If you've ever glanced at the thin veins on your wrist, you could be forgiven for thinking that the blood within them is blue. We are taught this from an early age: deoxygenated blood is blue, and once the lungs have furnished it with oxygen, it is red.
However, when we cut ourselves, the blood is always red. This, we have been told, is because the blood is oxygenated as soon as it touches the air. Despite the way things appear, none of the above is true. Blood is never blue. When it is deoxygenated, it is a deep shade of red, and, once oxygenated, it is cherry red.
So why do the veins look blue? It's actually a rather complex answer that involves at least four factors:
The way in which the skin scatters and absorbs light is complicated. Because the skin is made of numerous compounds with a variety of optical properties, the way that light travels through it, or bounces off it, is difficult to predict.
Blood's oxygenation state affects the way that light is absorbed. When it is deoxygenated, its absorption coefficient is altered.

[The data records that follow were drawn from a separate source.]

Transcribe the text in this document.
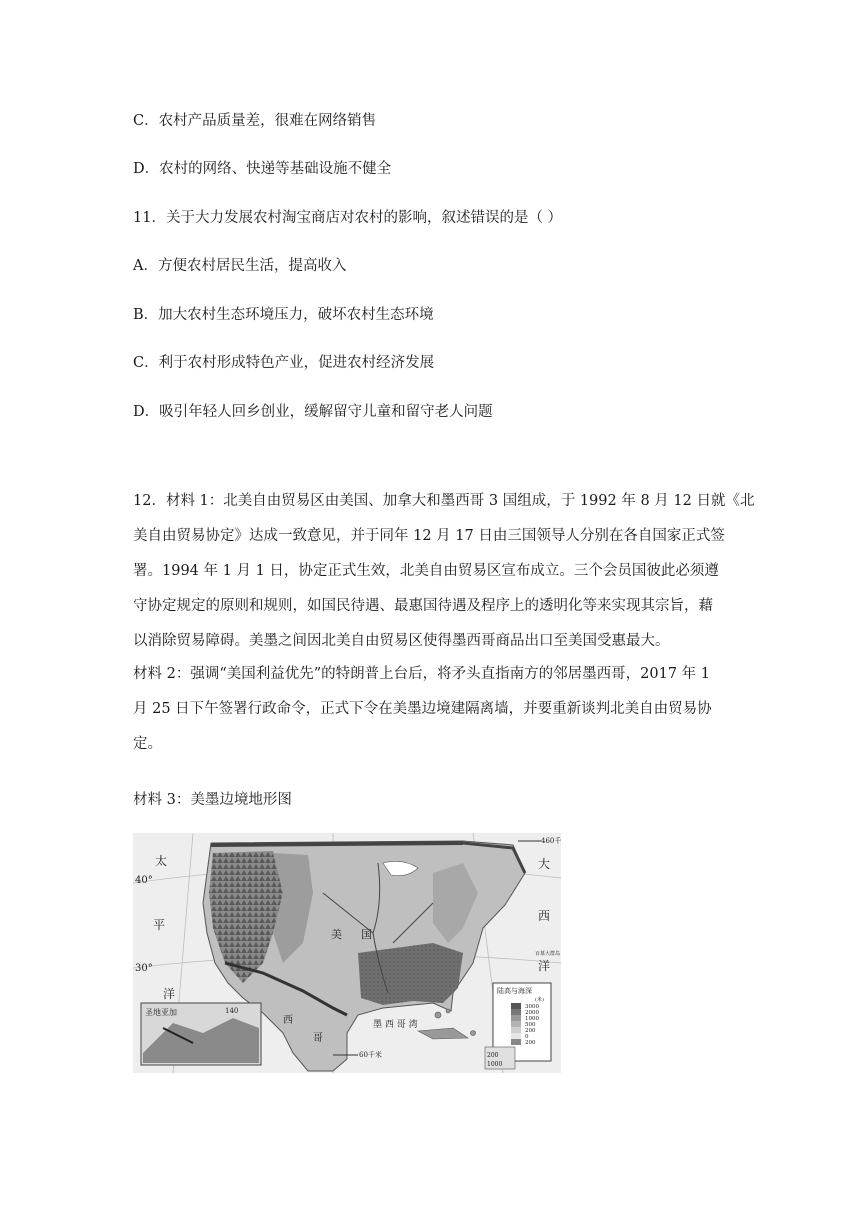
C．农村产品质量差，很难在网络销售
D．农村的网络、快递等基础设施不健全
11．关于大力发展农村淘宝商店对农村的影响，叙述错误的是（ ）
A．方便农村居民生活，提高收入
B．加大农村生态环境压力，破坏农村生态环境
C．利于农村形成特色产业，促进农村经济发展
D．吸引年轻人回乡创业，缓解留守儿童和留守老人问题
12．材料 1：北美自由贸易区由美国、加拿大和墨西哥 3 国组成，于 1992 年 8 月 12 日就《北
美自由贸易协定》达成一致意见，并于同年 12 月 17 日由三国领导人分别在各自国家正式签
署。1994 年 1 月 1 日，协定正式生效，北美自由贸易区宣布成立。三个会员国彼此必须遵
守协定规定的原则和规则，如国民待遇、最惠国待遇及程序上的透明化等来实现其宗旨，藉
以消除贸易障碍。美墨之间因北美自由贸易区使得墨西哥商品出口至美国受惠最大。
材料 2：强调“美国利益优先”的特朗普上台后，将矛头直指南方的邻居墨西哥，2017 年 1
月 25 日下午签署行政命令，正式下令在美墨边境建隔离墙，并要重新谈判北美自由贸易协
定。
材料 3：美墨边境地形图
圣地亚加	140
陆高与海深
(米)
3000
2000
1000
500
200
0
200
200
1000
460千
60千米
40°
30°
太
平
洋
大
西
洋
美 国
墨 西 哥 湾
西
哥
百慕大群岛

The depth and diameter of the blood vessels has an effect. For instance, smaller vessels near to the surface appear red, whereas a larger vessel, at the same depth, will look bluer.
So, why veins look blue is a very simple question with a very complicated answer.
Another blood-based misconception is that the iron within the hemoglobin gives blood its red color. In fact, it is hemoglobin's interaction with other molecules, such as porphyrin, that produces the redness.